“Gray zone aggressions” – ambiguous, deniable and strategically choreographed tactics that sit between peace and war – has evolved into a material threat for businesses, warns a new report from The Willis Research Network and Elisabeth Braw, a senior fellow with the Atlantic Council.
The report, titled “Hidden threats, real impacts: gray-zone aggression”, highlights a shift in the market. While these tactics were viewed as niche concerns in the aviation and shipping sectors only five years ago, they are now disrupting markets and testing the resilience of every major industry.
Given this volatile environment, businesses must recognise they are no longer by standards, according to the report. In order to strengthen corporate defences and maintain business profitability, executives need to anticipate, adapt and collaborate, analysts highlight.
Sam Wilkin, Director of Political Risk Analytics at Willis, a WTW company, said: “Our societies are only as resilient to gray-zone attacks as their weakest link. The corporate sector must not be that weak link.
“The past few months of gray-zone attacks in Europe have shown us that strategic foresight, operational readiness and specialty solutions designed to address ambiguity must be baked into corporate risk management programs across business sectors. I hope companies will use the scenarios to challenge traditional boundaries of risk ownership and identify unexpected connections between risks.”
The report outlines several critical steps for risk and insurance leaders to strengthen their defences.

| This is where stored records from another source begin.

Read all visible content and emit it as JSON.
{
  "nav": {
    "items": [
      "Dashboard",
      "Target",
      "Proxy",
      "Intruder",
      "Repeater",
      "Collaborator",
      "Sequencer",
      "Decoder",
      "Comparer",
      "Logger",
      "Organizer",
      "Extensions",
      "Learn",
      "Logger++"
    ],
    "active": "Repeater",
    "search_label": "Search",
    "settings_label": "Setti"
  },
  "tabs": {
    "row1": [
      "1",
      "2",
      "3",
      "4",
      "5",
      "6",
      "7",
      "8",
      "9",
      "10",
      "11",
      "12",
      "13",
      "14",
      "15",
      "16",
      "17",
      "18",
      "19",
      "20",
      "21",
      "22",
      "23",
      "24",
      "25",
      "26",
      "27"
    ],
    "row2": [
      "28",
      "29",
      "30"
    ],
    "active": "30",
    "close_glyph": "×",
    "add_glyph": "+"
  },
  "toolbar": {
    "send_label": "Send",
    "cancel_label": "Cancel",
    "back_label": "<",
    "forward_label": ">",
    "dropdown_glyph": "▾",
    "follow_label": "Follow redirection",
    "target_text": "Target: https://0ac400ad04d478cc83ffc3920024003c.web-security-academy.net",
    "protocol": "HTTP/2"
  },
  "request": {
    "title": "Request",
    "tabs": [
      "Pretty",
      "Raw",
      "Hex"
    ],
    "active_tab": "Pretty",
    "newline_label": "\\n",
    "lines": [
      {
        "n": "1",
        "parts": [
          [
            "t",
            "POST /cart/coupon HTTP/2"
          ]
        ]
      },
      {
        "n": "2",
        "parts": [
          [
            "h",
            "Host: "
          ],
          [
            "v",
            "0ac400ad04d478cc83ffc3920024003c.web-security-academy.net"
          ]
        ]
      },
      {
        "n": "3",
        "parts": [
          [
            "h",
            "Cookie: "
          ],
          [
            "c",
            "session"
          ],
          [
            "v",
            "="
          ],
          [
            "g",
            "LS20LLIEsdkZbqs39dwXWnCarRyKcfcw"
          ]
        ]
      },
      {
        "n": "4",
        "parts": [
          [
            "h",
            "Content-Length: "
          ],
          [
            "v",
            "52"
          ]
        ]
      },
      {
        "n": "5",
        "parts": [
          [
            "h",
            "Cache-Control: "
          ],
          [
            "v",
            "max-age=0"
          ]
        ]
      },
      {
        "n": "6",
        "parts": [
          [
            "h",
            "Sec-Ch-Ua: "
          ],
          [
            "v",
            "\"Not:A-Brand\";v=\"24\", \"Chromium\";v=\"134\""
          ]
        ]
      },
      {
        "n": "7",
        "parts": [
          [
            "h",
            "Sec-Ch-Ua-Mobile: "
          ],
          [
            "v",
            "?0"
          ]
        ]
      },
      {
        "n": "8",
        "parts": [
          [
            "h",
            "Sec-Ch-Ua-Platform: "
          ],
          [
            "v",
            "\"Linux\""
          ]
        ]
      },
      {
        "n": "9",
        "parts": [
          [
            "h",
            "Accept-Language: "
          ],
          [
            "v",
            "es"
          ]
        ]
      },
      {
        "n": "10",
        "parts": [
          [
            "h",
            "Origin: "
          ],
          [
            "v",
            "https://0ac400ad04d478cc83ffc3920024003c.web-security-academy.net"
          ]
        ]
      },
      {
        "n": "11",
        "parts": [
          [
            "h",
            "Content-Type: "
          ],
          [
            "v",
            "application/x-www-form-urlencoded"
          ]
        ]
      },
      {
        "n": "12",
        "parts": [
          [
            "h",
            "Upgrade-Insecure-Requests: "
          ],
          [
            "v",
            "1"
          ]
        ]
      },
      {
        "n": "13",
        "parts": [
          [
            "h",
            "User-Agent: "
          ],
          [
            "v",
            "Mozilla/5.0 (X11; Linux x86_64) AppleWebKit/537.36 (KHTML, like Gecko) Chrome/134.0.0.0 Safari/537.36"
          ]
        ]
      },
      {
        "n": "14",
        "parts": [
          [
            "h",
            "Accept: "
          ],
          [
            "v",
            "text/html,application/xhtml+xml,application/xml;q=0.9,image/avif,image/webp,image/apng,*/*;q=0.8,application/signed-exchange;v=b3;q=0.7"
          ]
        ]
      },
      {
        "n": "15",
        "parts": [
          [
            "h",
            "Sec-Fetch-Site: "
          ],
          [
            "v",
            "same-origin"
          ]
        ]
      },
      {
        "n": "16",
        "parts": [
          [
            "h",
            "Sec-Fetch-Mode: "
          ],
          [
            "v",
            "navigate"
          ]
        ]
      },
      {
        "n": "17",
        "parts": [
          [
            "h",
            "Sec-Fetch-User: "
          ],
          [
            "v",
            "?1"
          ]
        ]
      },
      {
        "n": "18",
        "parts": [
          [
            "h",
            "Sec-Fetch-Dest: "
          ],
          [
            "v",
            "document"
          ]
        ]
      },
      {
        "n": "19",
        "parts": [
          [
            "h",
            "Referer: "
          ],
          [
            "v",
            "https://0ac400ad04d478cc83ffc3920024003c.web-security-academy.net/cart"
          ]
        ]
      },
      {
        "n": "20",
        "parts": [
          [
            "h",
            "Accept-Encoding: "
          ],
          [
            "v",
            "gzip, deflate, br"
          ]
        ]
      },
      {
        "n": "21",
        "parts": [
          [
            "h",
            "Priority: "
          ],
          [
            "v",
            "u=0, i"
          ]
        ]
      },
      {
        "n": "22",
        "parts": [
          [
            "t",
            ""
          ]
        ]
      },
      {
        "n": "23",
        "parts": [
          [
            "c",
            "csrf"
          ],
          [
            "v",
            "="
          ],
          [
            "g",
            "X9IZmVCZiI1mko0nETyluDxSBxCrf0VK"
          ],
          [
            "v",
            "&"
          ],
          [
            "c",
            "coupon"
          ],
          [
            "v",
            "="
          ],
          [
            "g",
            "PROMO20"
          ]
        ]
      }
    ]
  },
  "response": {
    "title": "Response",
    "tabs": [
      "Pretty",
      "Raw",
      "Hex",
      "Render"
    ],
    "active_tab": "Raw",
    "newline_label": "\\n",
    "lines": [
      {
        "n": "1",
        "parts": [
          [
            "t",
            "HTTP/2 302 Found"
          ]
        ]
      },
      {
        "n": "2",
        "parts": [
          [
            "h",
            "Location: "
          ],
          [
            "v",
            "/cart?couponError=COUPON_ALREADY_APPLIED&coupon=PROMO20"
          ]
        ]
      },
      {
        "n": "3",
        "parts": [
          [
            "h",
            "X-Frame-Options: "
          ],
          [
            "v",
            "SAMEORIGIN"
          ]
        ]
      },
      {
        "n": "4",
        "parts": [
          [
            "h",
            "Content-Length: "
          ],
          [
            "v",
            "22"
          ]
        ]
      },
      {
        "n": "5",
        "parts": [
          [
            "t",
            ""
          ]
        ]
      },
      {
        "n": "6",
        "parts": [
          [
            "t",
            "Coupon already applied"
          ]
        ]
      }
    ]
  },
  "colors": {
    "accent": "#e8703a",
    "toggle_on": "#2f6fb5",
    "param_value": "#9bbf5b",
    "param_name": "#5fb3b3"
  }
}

This includes a need to re‑evaluate insurance wordings, triggers and limits, as Willis warns that legacy definitions of conflict may leave “gaps” in coverage when dealing with the ambiguity of gray zone events.

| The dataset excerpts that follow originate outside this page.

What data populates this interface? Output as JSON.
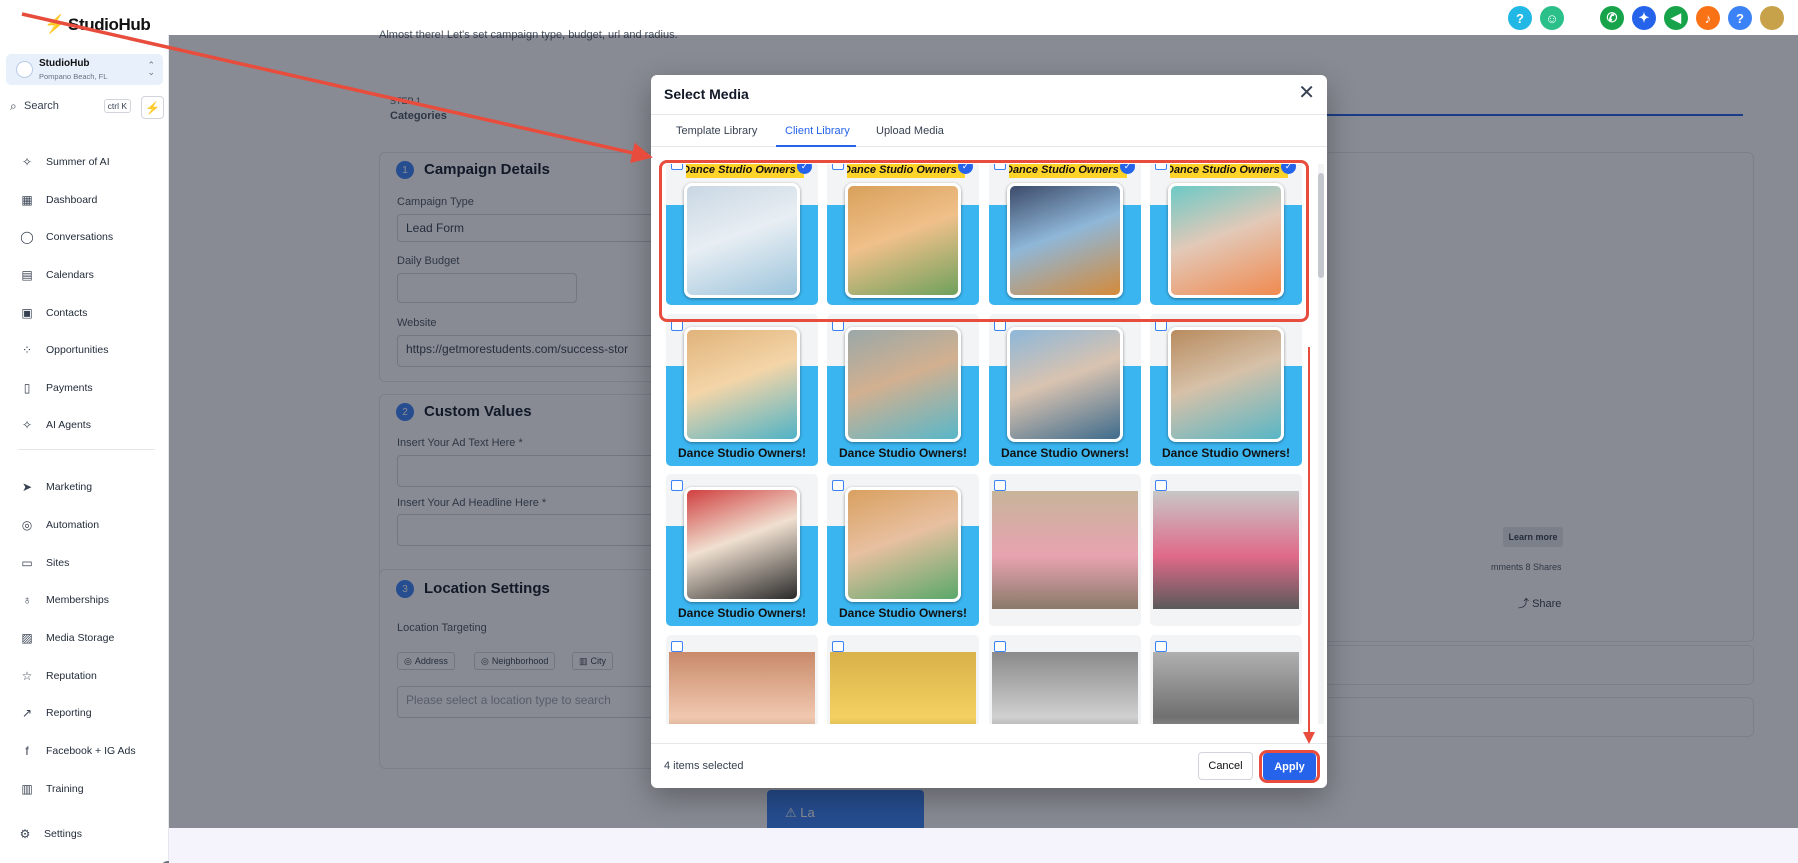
{
  "topbar": {
    "logo_text": "StudioHub",
    "icons": [
      {
        "name": "help-icon",
        "glyph": "?",
        "color": "#22b8e6"
      },
      {
        "name": "bot-icon",
        "glyph": "☺",
        "color": "#2bbf8a"
      },
      {
        "name": "phone-icon",
        "glyph": "✆",
        "color": "#16a34a"
      },
      {
        "name": "sparkle-icon",
        "glyph": "✦",
        "color": "#2563eb"
      },
      {
        "name": "megaphone-icon",
        "glyph": "◀",
        "color": "#16a34a"
      },
      {
        "name": "bell-icon",
        "glyph": "♪",
        "color": "#f97316"
      },
      {
        "name": "question-icon",
        "glyph": "?",
        "color": "#3b82f6"
      },
      {
        "name": "user-avatar-icon",
        "glyph": "",
        "color": "#c8a24a"
      }
    ]
  },
  "sidebar": {
    "location_name": "StudioHub",
    "location_sub": "Pompano Beach, FL",
    "search_label": "Search",
    "search_shortcut": "ctrl K",
    "items": [
      {
        "label": "Summer of AI",
        "icon": "✧"
      },
      {
        "label": "Dashboard",
        "icon": "▦"
      },
      {
        "label": "Conversations",
        "icon": "◯"
      },
      {
        "label": "Calendars",
        "icon": "▤"
      },
      {
        "label": "Contacts",
        "icon": "▣"
      },
      {
        "label": "Opportunities",
        "icon": "⁘"
      },
      {
        "label": "Payments",
        "icon": "▯"
      },
      {
        "label": "AI Agents",
        "icon": "✧"
      },
      {
        "label": "Marketing",
        "icon": "➤"
      },
      {
        "label": "Automation",
        "icon": "◎"
      },
      {
        "label": "Sites",
        "icon": "▭"
      },
      {
        "label": "Memberships",
        "icon": "♁"
      },
      {
        "label": "Media Storage",
        "icon": "▨"
      },
      {
        "label": "Reputation",
        "icon": "☆"
      },
      {
        "label": "Reporting",
        "icon": "↗"
      },
      {
        "label": "Facebook + IG Ads",
        "icon": "f"
      },
      {
        "label": "Training",
        "icon": "▥"
      }
    ],
    "settings_label": "Settings"
  },
  "background": {
    "intro_text": "Almost there! Let's set campaign type, budget, url and radius.",
    "step_label": "STEP 1",
    "step_name": "Categories",
    "section1_num": "1",
    "section1_title": "Campaign Details",
    "campaign_type_label": "Campaign Type",
    "campaign_type_value": "Lead Form",
    "daily_budget_label": "Daily Budget",
    "website_label": "Website",
    "website_value": "https://getmorestudents.com/success-stor",
    "section2_num": "2",
    "section2_title": "Custom Values",
    "ad_text_label": "Insert Your Ad Text Here *",
    "ad_headline_label": "Insert Your Ad Headline Here *",
    "section3_num": "3",
    "section3_title": "Location Settings",
    "location_targeting_label": "Location Targeting",
    "chips": [
      "Address",
      "Neighborhood",
      "City"
    ],
    "location_placeholder": "Please select a location type to search",
    "learn_more": "Learn more",
    "comments_shares": "mments 8 Shares",
    "share_label": "Share",
    "launch_label": "La"
  },
  "modal": {
    "title": "Select Media",
    "tabs": [
      "Template Library",
      "Client Library",
      "Upload Media"
    ],
    "active_tab": "Client Library",
    "caption": "Dance Studio Owners!",
    "banner": "Dance Studio Owners",
    "selected_count_text": "4 items selected",
    "cancel_label": "Cancel",
    "apply_label": "Apply"
  },
  "colors": {
    "accent": "#2563eb",
    "tile_blue": "#3bb5f0",
    "annotation_red": "#e74c3c",
    "banner_yellow": "#ffd42a"
  }
}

The report also advises businesses to view supply chains through a geopolitical lens, focusing on diversification and friendshoring to avoid chokepoints disruptions.

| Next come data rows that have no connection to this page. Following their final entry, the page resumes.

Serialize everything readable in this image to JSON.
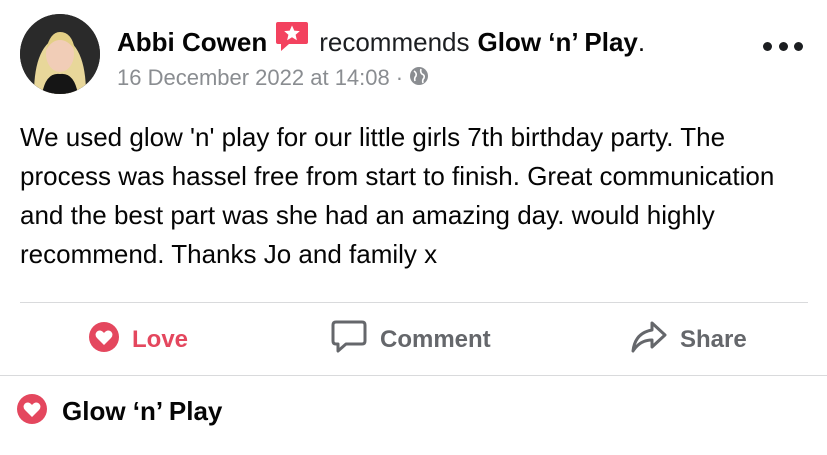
{
  "post": {
    "author": "Abbi Cowen",
    "verb": "recommends",
    "page_name": "Glow ‘n’ Play",
    "period": ".",
    "timestamp": "16 December 2022 at 14:08",
    "separator": "·",
    "privacy_icon": "globe-icon",
    "body": "We used glow 'n' play for our little girls 7th birthday party. The process was hassel free from start to finish. Great communication and the best part was she had an amazing day. would highly recommend. Thanks Jo and family x"
  },
  "actions": {
    "love_label": "Love",
    "comment_label": "Comment",
    "share_label": "Share"
  },
  "footer": {
    "page_name": "Glow ‘n’ Play"
  },
  "colors": {
    "love": "#e4475e",
    "recommend_badge": "#f3425f",
    "muted": "#65676b",
    "meta": "#8a8d91"
  }
}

Additionally, gray-zone aggression should be treated as an enterprise-level risk, the report advises, requiring continuous monitoring and frequent scenario refreshes.
Moreover, crisis management teams must be trained to make decisions under uncertainty, particularly when the source of the disruption is not immediately clear.
Elisabeth Braw, Senior Fellow, Atlantic Council, stated: “Today’s gray-zone tactics exploit the way our economies are connected – and that puts the private sector directly in the line of fire. Hostile countries are targeting companies precisely because doing so creates disruption and uncertainty while at the same time having two distinct advantages: plausible deniability and minimal risk of retaliation.
“This research makes clear that treating gray-zone aggression as a temporary nuisance is a mistake. Organisations that fail to recognise gray-zone activity as a material business risk will find themselves reacting too late, with real consequences for business operations, confidence and resilience.”